Current status and issues related to secondary findings in the first public insurance covered tumor genomic profiling in Japan: multi-site questionnaire survey.

In June 2019, the Japanese National Health Insurance (NHI) system introduced coverage for two types of tumor genomic profiling (TGP): FoundationOneⓇ CDx (F1) and OncoGuide™ NCC OncoPanel System (NCCOP). TGP sometimes reveals germline variants that are potentially pathogenic as secondary findings (SFs). We conducted a questionnaire-based survey to find out the operational statuses of F1 and NCCOP at institutions where TGP was performed to elucidate issues related to SFs. Responses were received from 97 of 112 institutions (86.6%).

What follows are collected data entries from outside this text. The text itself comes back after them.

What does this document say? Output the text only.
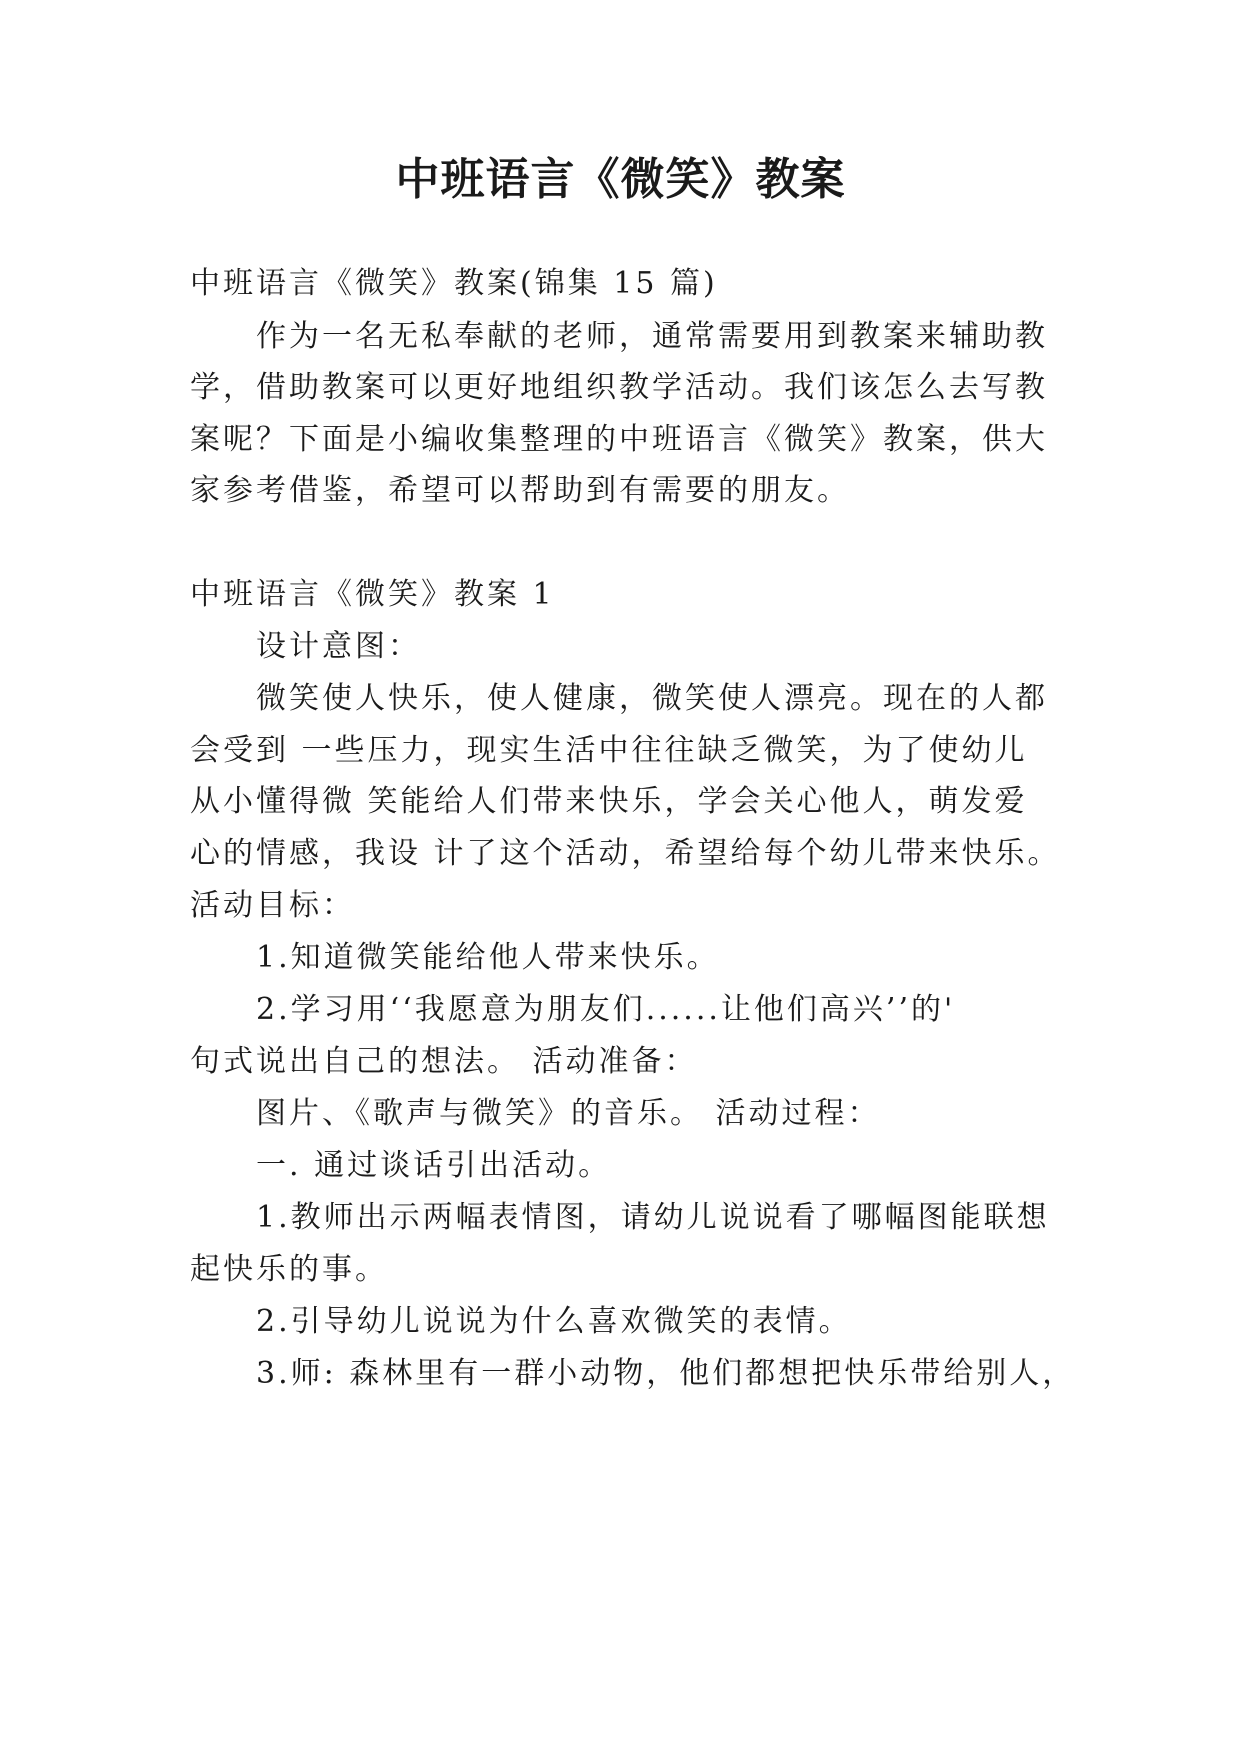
中班语言《微笑》教案
中班语言《微笑》教案(锦集 15 篇)
作为一名无私奉献的老师，通常需要用到教案来辅助教
学，借助教案可以更好地组织教学活动。我们该怎么去写教
案呢？下面是小编收集整理的中班语言《微笑》教案，供大
家参考借鉴，希望可以帮助到有需要的朋友。
中班语言《微笑》教案 1
设计意图：
微笑使人快乐，使人健康，微笑使人漂亮。现在的人都
会受到 一些压力，现实生活中往往缺乏微笑，为了使幼儿
从小懂得微 笑能给人们带来快乐，学会关心他人，萌发爱
心的情感，我设 计了这个活动，希望给每个幼儿带来快乐。
活动目标：
1.知道微笑能给他人带来快乐。
2.学习用‘‘我愿意为朋友们......让他们高兴’’的'
句式说出自己的想法。 活动准备：
图片、《歌声与微笑》的音乐。 活动过程：
一. 通过谈话引出活动。
1.教师出示两幅表情图，请幼儿说说看了哪幅图能联想
起快乐的事。
2.引导幼儿说说为什么喜欢微笑的表情。
3.师: 森林里有一群小动物，他们都想把快乐带给别人，
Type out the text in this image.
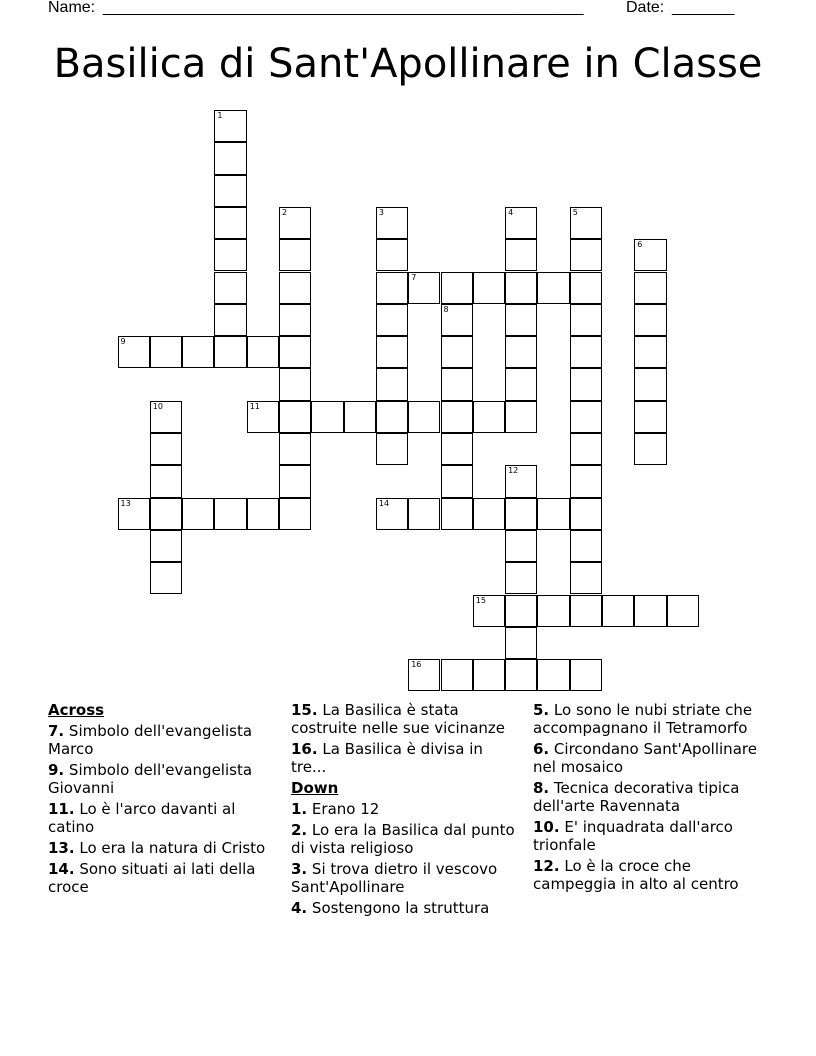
Name: ______________________________________________________	Date: _______
Basilica di Sant'Apollinare in Classe
7
9
11
13	14
15
16
1
2	3	4	5
6
8
10
12
Across
7. Simbolo dell'evangelista Marco
9. Simbolo dell'evangelista Giovanni
11. Lo è l'arco davanti al catino
13. Lo era la natura di Cristo
14. Sono situati ai lati della croce
15. La Basilica è stata costruite nelle sue vicinanze
16. La Basilica è divisa in tre...
Down
1. Erano 12
2. Lo era la Basilica dal punto di vista religioso
3. Si trova dietro il vescovo Sant'Apollinare
4. Sostengono la struttura
5. Lo sono le nubi striate che accompagnano il Tetramorfo
6. Circondano Sant'Apollinare nel mosaico
8. Tecnica decorativa tipica dell'arte Ravennata
10. E' inquadrata dall'arco trionfale
12. Lo è la croce che campeggia in alto al centro
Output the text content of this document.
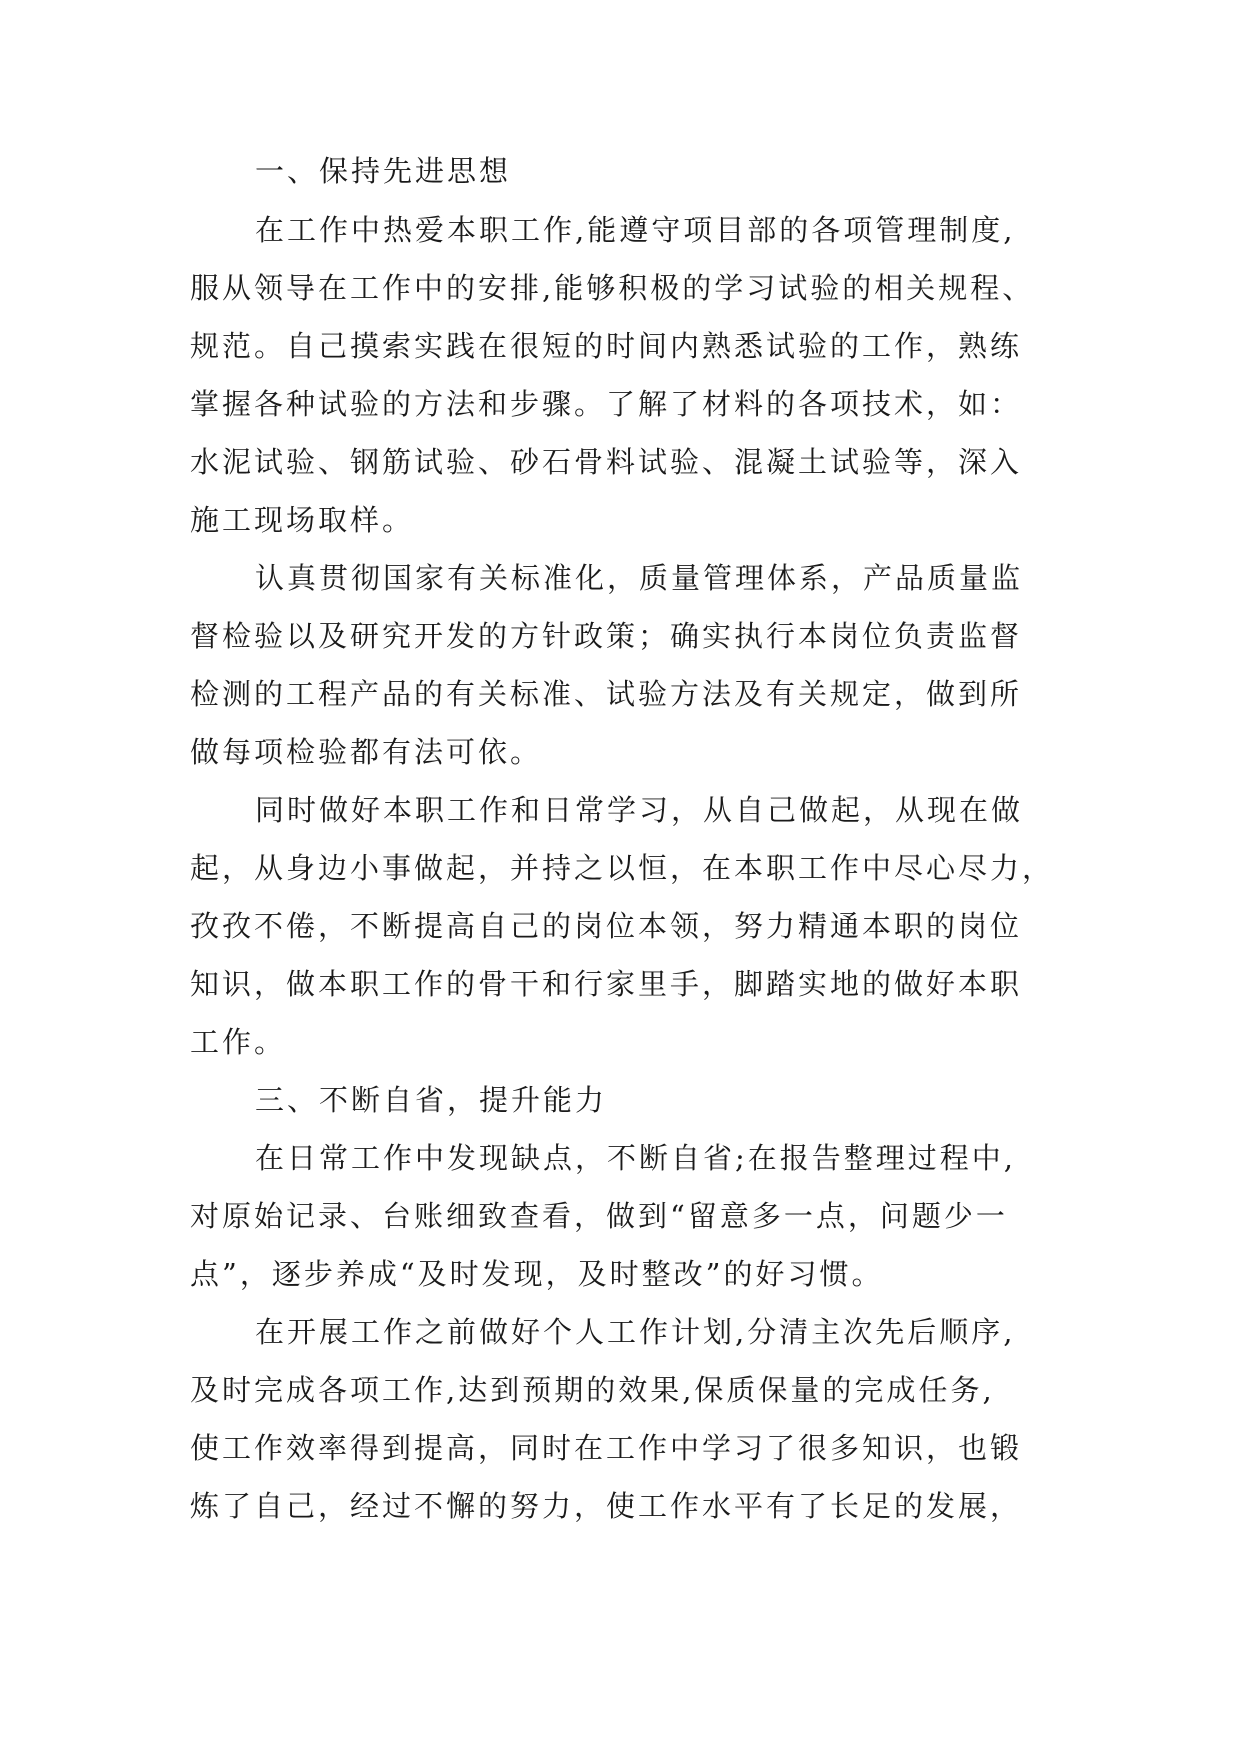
一、保持先进思想
在工作中热爱本职工作,能遵守项目部的各项管理制度,
服从领导在工作中的安排,能够积极的学习试验的相关规程、
规范。自己摸索实践在很短的时间内熟悉试验的工作，熟练
掌握各种试验的方法和步骤。了解了材料的各项技术，如：
水泥试验、钢筋试验、砂石骨料试验、混凝土试验等，深入
施工现场取样。
认真贯彻国家有关标准化，质量管理体系，产品质量监
督检验以及研究开发的方针政策；确实执行本岗位负责监督
检测的工程产品的有关标准、试验方法及有关规定，做到所
做每项检验都有法可依。
同时做好本职工作和日常学习，从自己做起，从现在做
起，从身边小事做起，并持之以恒，在本职工作中尽心尽力，
孜孜不倦，不断提高自己的岗位本领，努力精通本职的岗位
知识，做本职工作的骨干和行家里手，脚踏实地的做好本职
工作。
三、不断自省，提升能力
在日常工作中发现缺点，不断自省;在报告整理过程中,
对原始记录、台账细致查看，做到“留意多一点，问题少一
点”，逐步养成“及时发现，及时整改”的好习惯。
在开展工作之前做好个人工作计划,分清主次先后顺序,
及时完成各项工作,达到预期的效果,保质保量的完成任务,
使工作效率得到提高，同时在工作中学习了很多知识，也锻
炼了自己，经过不懈的努力，使工作水平有了长足的发展，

As of May 31, 2020, 88 (90.7%) and 78 (80.4%) institutions started performing F1 and NCCOP, respectively. Since F1 only examines tumor samples, germline confirmatory testing is necessary to determine whether they are actually germline pathogenic variants (GPVs). When physicians are obtaining informed consent all but 2.3% of the patients requested SF disclosure. Conversely, when presumed germline pathogenic variants (PGPVs) were detected, 46.2% were not willing to receive confirmatory tests as they wanted to prioritize cancer treatment over SFs investigation, while only 23.3% underwent confirmatory tests. Problems in cancer genomic medicine reported by clinical genetics departments included short-staffing (n = 10), insufficient interdepartmental cooperation (n = 9), inconsistent understanding of genetics among healthcare professionals (n = 8), and low utilization rate of SFs due to lack of insurance coverage for confirmatory tests and post-test health checkups (n = 8). Solutions include; determining the appropriate timing to confirm patient intent on SF disclosure, covering confirmatory tests for PGPVs by the NHI, and establishing cooperation between the oncology and clinical genetics departments.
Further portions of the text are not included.